Een rode draad door onze essays is een oproep tot confrontatie met die dingen die soms gewoonweg onprettig zijn. In een globale en genetwerkte wereld ligt het nieuws, fake en echt, dagelijks in vrachtwagenladingen op onze stoep en worden we continue belaagd met dingen die niet fijn zijn om te weten – economische en politieke crises, klimaatveranderingen, het afvalprobleem, oorlog, ziektes, terreur. Toch vinden we het klaarblijkelijk moeilijk deze dingen écht onder ogen te zien.
De verschrikkingen zijn vaak zo groots en ongrijpbaar dat we, door gebrek aan controle en grip, onze blik van de weersomstuit dan maar naar binnen, op onszelf, richten. We proberen weer controle te krijgen over ons eigen leven, door onze microkosmos gepassioneerd en vol overgave vorm te geven. We eten zo gezond mogelijk, scheiden ons afval netjes in verschillende zakken, telen groente in stedelijke moestuintjes, doen braaf elke dag aan mindfulness.
De tekst gaat verder onder de afbeelding.
Foto: Christopher Campbell.
Buiten deze talloze 'microkosmosjes' van het individu raast de wereld genadeloos verder. Geopolitieke spanningen zijn om te snijden, nieuwe crises liggen op de loer, de klimaatveranderingen zijn haast niet meer te negeren. In ons boek werpen wij alle drie de vraag op of de controle die wij dagelijks proberen te krijgen over ons individuele leven in dit licht bezien niet eerder een schijncontrole is, een antidepressivum dat onze angsten en onzekerheden moet onderdrukken.

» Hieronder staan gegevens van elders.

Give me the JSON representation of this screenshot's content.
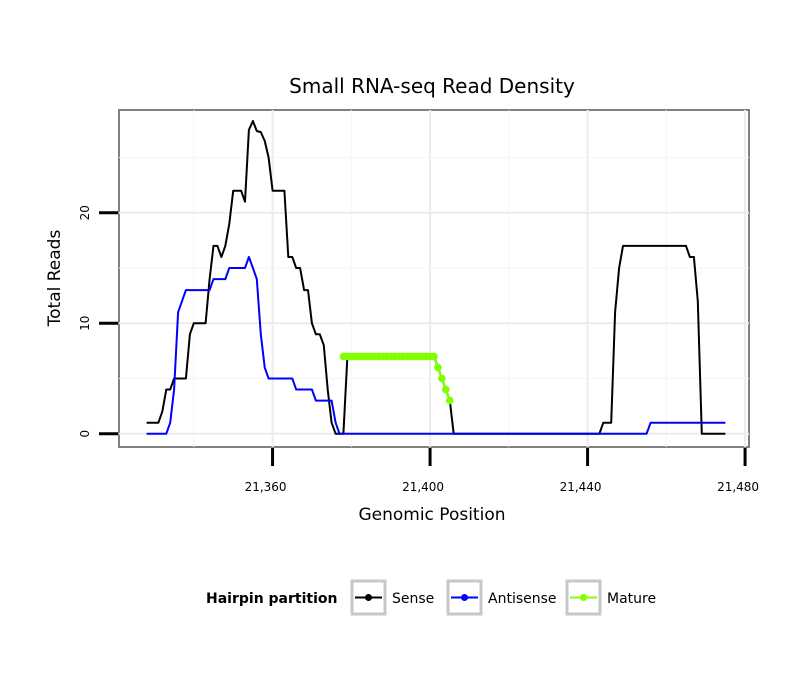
{
  "chart_data": {
    "type": "line",
    "title": "Small RNA-seq Read Density",
    "xlabel": "Genomic Position",
    "ylabel": "Total Reads",
    "xlim": [
      21321,
      21481
    ],
    "ylim": [
      -1.2,
      29.3
    ],
    "x_ticks": [
      21360,
      21400,
      21440,
      21480
    ],
    "x_tick_labels": [
      "21,360",
      "21,400",
      "21,440",
      "21,480"
    ],
    "y_ticks": [
      0,
      10,
      20
    ],
    "y_tick_labels": [
      "0",
      "10",
      "20"
    ],
    "grid": true,
    "legend": {
      "title": "Hairpin partition",
      "position": "bottom",
      "entries": [
        {
          "label": "Sense",
          "color": "#000000"
        },
        {
          "label": "Antisense",
          "color": "#0000ff"
        },
        {
          "label": "Mature",
          "color": "#80ff00"
        }
      ]
    },
    "series": [
      {
        "name": "Sense",
        "color": "#000000",
        "x": [
          21328,
          21329,
          21330,
          21331,
          21332,
          21333,
          21334,
          21335,
          21336,
          21337,
          21338,
          21339,
          21340,
          21341,
          21342,
          21343,
          21344,
          21345,
          21346,
          21347,
          21348,
          21349,
          21350,
          21351,
          21352,
          21353,
          21354,
          21355,
          21356,
          21357,
          21358,
          21359,
          21360,
          21361,
          21362,
          21363,
          21364,
          21365,
          21366,
          21367,
          21368,
          21369,
          21370,
          21371,
          21372,
          21373,
          21374,
          21375,
          21376,
          21377,
          21378,
          21379,
          21380,
          21381,
          21382,
          21383,
          21384,
          21385,
          21386,
          21387,
          21388,
          21389,
          21390,
          21391,
          21392,
          21393,
          21394,
          21395,
          21396,
          21397,
          21398,
          21399,
          21400,
          21401,
          21402,
          21403,
          21404,
          21405,
          21406,
          21420,
          21440,
          21443,
          21444,
          21445,
          21446,
          21447,
          21448,
          21449,
          21450,
          21451,
          21452,
          21453,
          21454,
          21455,
          21456,
          21457,
          21458,
          21459,
          21460,
          21461,
          21462,
          21463,
          21464,
          21465,
          21466,
          21467,
          21468,
          21469,
          21470,
          21471,
          21472,
          21473,
          21474,
          21475
        ],
        "y": [
          1,
          1,
          1,
          1,
          2,
          4,
          4,
          5,
          5,
          5,
          5,
          9,
          10,
          10,
          10,
          10,
          14,
          17,
          17,
          16,
          17,
          19,
          22,
          22,
          22,
          21,
          27.5,
          28.3,
          27.4,
          27.3,
          26.5,
          25,
          22,
          22,
          22,
          22,
          16,
          16,
          15,
          15,
          13,
          13,
          10,
          9,
          9,
          8,
          4,
          1,
          0,
          0,
          0,
          7,
          7,
          7,
          7,
          7,
          7,
          7,
          7,
          7,
          7,
          7,
          7,
          7,
          7,
          7,
          7,
          7,
          7,
          7,
          7,
          7,
          7,
          7,
          6,
          5,
          4,
          3,
          0,
          0,
          0,
          0,
          1,
          1,
          1,
          11,
          15,
          17,
          17,
          17,
          17,
          17,
          17,
          17,
          17,
          17,
          17,
          17,
          17,
          17,
          17,
          17,
          17,
          17,
          16,
          16,
          12,
          0,
          0,
          0,
          0,
          0,
          0,
          0
        ]
      },
      {
        "name": "Antisense",
        "color": "#0000ff",
        "x": [
          21328,
          21329,
          21330,
          21331,
          21332,
          21333,
          21334,
          21335,
          21336,
          21337,
          21338,
          21339,
          21340,
          21341,
          21342,
          21343,
          21344,
          21345,
          21346,
          21347,
          21348,
          21349,
          21350,
          21351,
          21352,
          21353,
          21354,
          21355,
          21356,
          21357,
          21358,
          21359,
          21360,
          21361,
          21362,
          21363,
          21364,
          21365,
          21366,
          21367,
          21368,
          21369,
          21370,
          21371,
          21372,
          21373,
          21374,
          21375,
          21376,
          21377,
          21378,
          21455,
          21456,
          21475
        ],
        "y": [
          0,
          0,
          0,
          0,
          0,
          0,
          1,
          4,
          11,
          12,
          13,
          13,
          13,
          13,
          13,
          13,
          13,
          14,
          14,
          14,
          14,
          15,
          15,
          15,
          15,
          15,
          16,
          15,
          14,
          9,
          6,
          5,
          5,
          5,
          5,
          5,
          5,
          5,
          4,
          4,
          4,
          4,
          4,
          3,
          3,
          3,
          3,
          3,
          1,
          0,
          0,
          0,
          1,
          1
        ]
      },
      {
        "name": "Mature",
        "color": "#80ff00",
        "x": [
          21378,
          21379,
          21380,
          21381,
          21382,
          21383,
          21384,
          21385,
          21386,
          21387,
          21388,
          21389,
          21390,
          21391,
          21392,
          21393,
          21394,
          21395,
          21396,
          21397,
          21398,
          21399,
          21400,
          21401,
          21402,
          21403,
          21404,
          21405
        ],
        "y": [
          7,
          7,
          7,
          7,
          7,
          7,
          7,
          7,
          7,
          7,
          7,
          7,
          7,
          7,
          7,
          7,
          7,
          7,
          7,
          7,
          7,
          7,
          7,
          7,
          6,
          5,
          4,
          3
        ]
      }
    ]
  }
}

Een van de meest prikkelende vragen die Kleinherenbrink ons voorlegde, was de overweging of het in het kader van alle verschrikkingen waarmee de huidige mens wordt geconfronteerd niet gewoon veel lékkerder is om weg te kijken en die dingen te doen die maken dat we onszelf prettig voelen. Als de wereld ten einde komt, waarom dit einde dan niet tegemoet treden met een laatste, uitzinnige knal?

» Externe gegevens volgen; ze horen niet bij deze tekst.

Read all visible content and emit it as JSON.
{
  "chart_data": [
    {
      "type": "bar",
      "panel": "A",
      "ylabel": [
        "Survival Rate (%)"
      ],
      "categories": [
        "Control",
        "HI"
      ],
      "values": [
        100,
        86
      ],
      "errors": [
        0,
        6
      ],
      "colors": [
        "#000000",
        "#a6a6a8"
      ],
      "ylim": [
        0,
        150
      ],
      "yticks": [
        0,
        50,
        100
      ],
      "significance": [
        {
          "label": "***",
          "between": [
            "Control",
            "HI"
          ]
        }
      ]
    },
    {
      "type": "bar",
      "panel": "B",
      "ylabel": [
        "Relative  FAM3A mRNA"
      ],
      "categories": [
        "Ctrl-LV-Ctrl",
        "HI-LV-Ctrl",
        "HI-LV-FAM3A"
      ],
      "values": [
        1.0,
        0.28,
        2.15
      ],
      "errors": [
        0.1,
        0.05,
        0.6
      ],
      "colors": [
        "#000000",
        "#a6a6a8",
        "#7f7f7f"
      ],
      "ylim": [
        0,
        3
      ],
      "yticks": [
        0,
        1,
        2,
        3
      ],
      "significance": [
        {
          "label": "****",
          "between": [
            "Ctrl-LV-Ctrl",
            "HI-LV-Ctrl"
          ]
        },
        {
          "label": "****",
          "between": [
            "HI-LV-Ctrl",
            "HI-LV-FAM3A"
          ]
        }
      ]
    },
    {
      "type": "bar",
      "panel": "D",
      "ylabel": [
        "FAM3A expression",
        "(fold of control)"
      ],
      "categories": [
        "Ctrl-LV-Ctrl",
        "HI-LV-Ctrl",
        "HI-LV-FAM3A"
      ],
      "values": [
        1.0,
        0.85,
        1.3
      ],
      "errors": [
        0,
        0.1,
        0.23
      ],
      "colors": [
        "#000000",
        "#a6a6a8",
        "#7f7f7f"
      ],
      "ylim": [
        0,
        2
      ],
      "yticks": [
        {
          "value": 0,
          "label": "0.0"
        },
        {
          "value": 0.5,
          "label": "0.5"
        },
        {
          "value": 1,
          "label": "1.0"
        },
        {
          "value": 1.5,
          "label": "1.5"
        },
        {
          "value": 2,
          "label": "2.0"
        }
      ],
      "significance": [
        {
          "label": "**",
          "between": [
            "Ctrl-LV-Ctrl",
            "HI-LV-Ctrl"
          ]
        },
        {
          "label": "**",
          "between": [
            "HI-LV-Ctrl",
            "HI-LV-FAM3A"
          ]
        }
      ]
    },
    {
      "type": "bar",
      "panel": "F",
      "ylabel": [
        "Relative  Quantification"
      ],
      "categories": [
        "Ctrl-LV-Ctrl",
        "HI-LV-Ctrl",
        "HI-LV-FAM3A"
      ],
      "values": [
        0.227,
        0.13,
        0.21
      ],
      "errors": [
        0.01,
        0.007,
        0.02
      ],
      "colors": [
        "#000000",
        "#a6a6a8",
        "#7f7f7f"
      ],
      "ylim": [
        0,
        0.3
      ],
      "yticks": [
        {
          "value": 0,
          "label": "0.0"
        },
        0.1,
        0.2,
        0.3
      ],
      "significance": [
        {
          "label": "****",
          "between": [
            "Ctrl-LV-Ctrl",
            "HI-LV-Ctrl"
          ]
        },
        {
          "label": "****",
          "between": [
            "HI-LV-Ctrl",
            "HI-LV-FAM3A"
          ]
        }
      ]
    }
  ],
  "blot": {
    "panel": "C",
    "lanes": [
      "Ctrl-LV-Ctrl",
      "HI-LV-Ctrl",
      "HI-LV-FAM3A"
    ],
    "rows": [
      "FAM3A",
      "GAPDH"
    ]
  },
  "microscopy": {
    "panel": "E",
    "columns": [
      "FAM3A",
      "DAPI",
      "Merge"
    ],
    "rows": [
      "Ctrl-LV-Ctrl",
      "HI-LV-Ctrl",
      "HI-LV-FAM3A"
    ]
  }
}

Dit roept de vraag op hoe we de hedendaagse tendens van het 'naar-binnen-kijken' kunnen duiden. Zijn we inderdaad bezig met die dingen die ons oprecht heel gelukkig maken? Of leiden de verscheidene vormen van schijncontrole – van geshopte selfies en vakantiekiekjes tot het kopen van biologische producten – wellicht tot vormen van schijngeluk?
Doeland citeert in haar essay T.S. Eliot's The Hollow Man (1925), geschreven in de roerige tijden van het interbellum. 'This is how the world ends. Not with a bang but a whimper.' Rijst de vraag waar wij anno 2017 staan. Vormen wij een oorverdovende 'laatste knal' in het oog van een onzekere storm, of zijn wij vervallen in een zacht gedrein?
Het boek wordt begin komend jaar verwacht.